REGULATION OF ARTERIAL STIFFNESS: CELLULAR, MOLECULAR AND NEUROGENIC MECHANISMS☆

The lasting legacy of Donald McDonald has been in the establishment of physiological and biophysical principles of the relation of blood pressure and flow in arteries. This relation is determined by physical properties of arteries, among which wall stiffness is a dominant parameter. Increased arterial stiffness leads to an increase in pulse pressure due to alterations in the capacitive properties of large arteries and the increase in pulse wave velocity, which leads to early return of reflected waves.
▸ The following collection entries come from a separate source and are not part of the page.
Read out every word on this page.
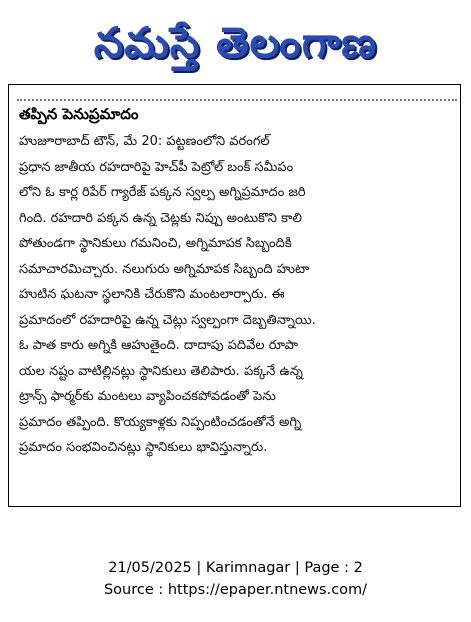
నమస్తే తెలంగాణ
తప్పిన పెనుప్రమాదం
హుజూరాబాద్ టౌన్, మే 20: పట్టణంలోని వరంగల్
ప్రధాన జాతీయ రహదారిపై హెచ్‌పీ పెట్రోల్ బంక్ సమీపం
లోని ఓ కార్ల రిపేర్ గ్యారేజ్ పక్కన స్వల్ప అగ్నిప్రమాదం జరి
గింది. రహదారి పక్కన ఉన్న చెట్లకు నిప్పు అంటుకొని కాలి
పోతుండగా స్థానికులు గమనించి, అగ్నిమాపక సిబ్బందికి
సమాచారమిచ్చారు. నలుగురు అగ్నిమాపక సిబ్బంది హుటా
హుటిన ఘటనా స్థలానికి చేరుకొని మంటలార్పారు. ఈ
ప్రమాదంలో రహదారిపై ఉన్న చెట్లు స్వల్పంగా దెబ్బతిన్నాయి.
ఓ పాత కారు అగ్నికి ఆహుతైంది. దాదాపు పదివేల రూపా
యల నష్టం వాటిల్లినట్లు స్థానికులు తెలిపారు. పక్కనే ఉన్న
ట్రాన్స్ ఫార్మర్‌కు మంటలు వ్యాపించకపోవడంతో పెను
ప్రమాదం తప్పింది. కొయ్యకాళ్లకు నిప్పంటించడంతోనే అగ్ని
ప్రమాదం సంభవించినట్లు స్థానికులు భావిస్తున్నారు.
21/05/2025 | Karimnagar | Page : 2
Source : https://epaper.ntnews.com/
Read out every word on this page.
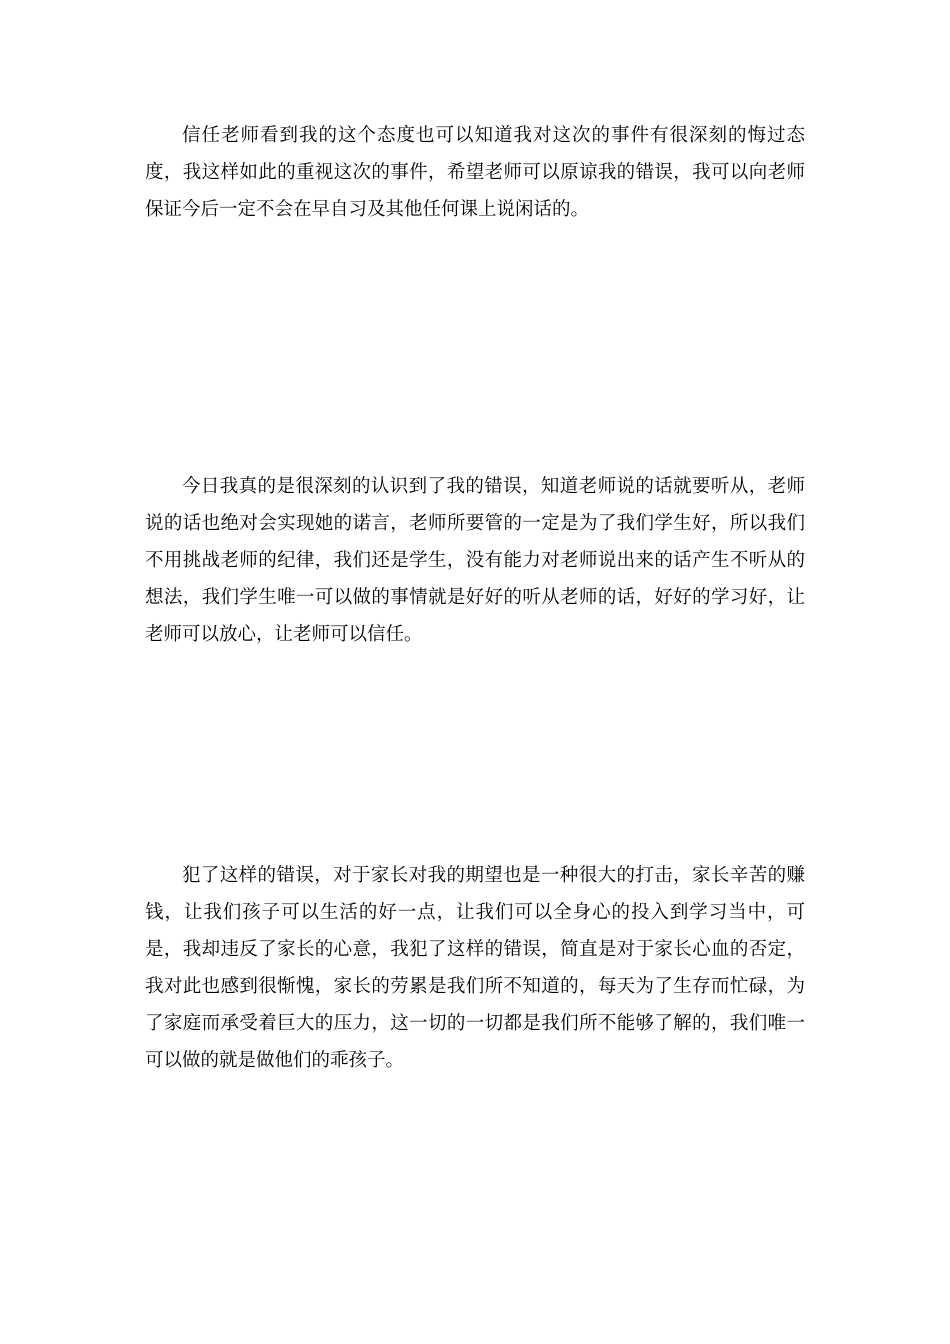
信任老师看到我的这个态度也可以知道我对这次的事件有很深刻的悔过态度，我这样如此的重视这次的事件，希望老师可以原谅我的错误，我可以向老师保证今后一定不会在早自习及其他任何课上说闲话的。

今日我真的是很深刻的认识到了我的错误，知道老师说的话就要听从，老师说的话也绝对会实现她的诺言，老师所要管的一定是为了我们学生好，所以我们不用挑战老师的纪律，我们还是学生，没有能力对老师说出来的话产生不听从的想法，我们学生唯一可以做的事情就是好好的听从老师的话，好好的学习好，让老师可以放心，让老师可以信任。

犯了这样的错误，对于家长对我的期望也是一种很大的打击，家长辛苦的赚钱，让我们孩子可以生活的好一点，让我们可以全身心的投入到学习当中，可是，我却违反了家长的心意，我犯了这样的错误，简直是对于家长心血的否定，我对此也感到很惭愧，家长的劳累是我们所不知道的，每天为了生存而忙碌，为了家庭而承受着巨大的压力，这一切的一切都是我们所不能够了解的，我们唯一可以做的就是做他们的乖孩子。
While the haemodynamic and biophysical effects of arterial stiffness have been studied extensively and are well established, the underlying mechanisms responsible for the alteration of the structural properties of the arterial wall are not as well understood. Some potential mechanisms will be addressed in relation to the interaction of the cellular and acellular components and their effect on the structural integrity of the arterial wall. The modification of the smooth muscle cell to influence medial calcification and the endothelium-dependent nitric oxide pathways affecting the extracellular matrix through post-translational modification of proteins form part of positive feedback mechanisms in the regulation of arterial stiffness through cellular and molecular processes. This is further modulated by neurogenic effects on smooth muscle contractility affecting wall stiffness. While the passive effects on the arterial wall due to blood pressure and heart rate cannot be readily modified, uncovering cellular, molecular and neurogenic mechanisms regulating arterial stiffness can offer novel means to interrogate pathways leading to the detrimental effects of degeneration of arterial function and altered relation of pressure and flow.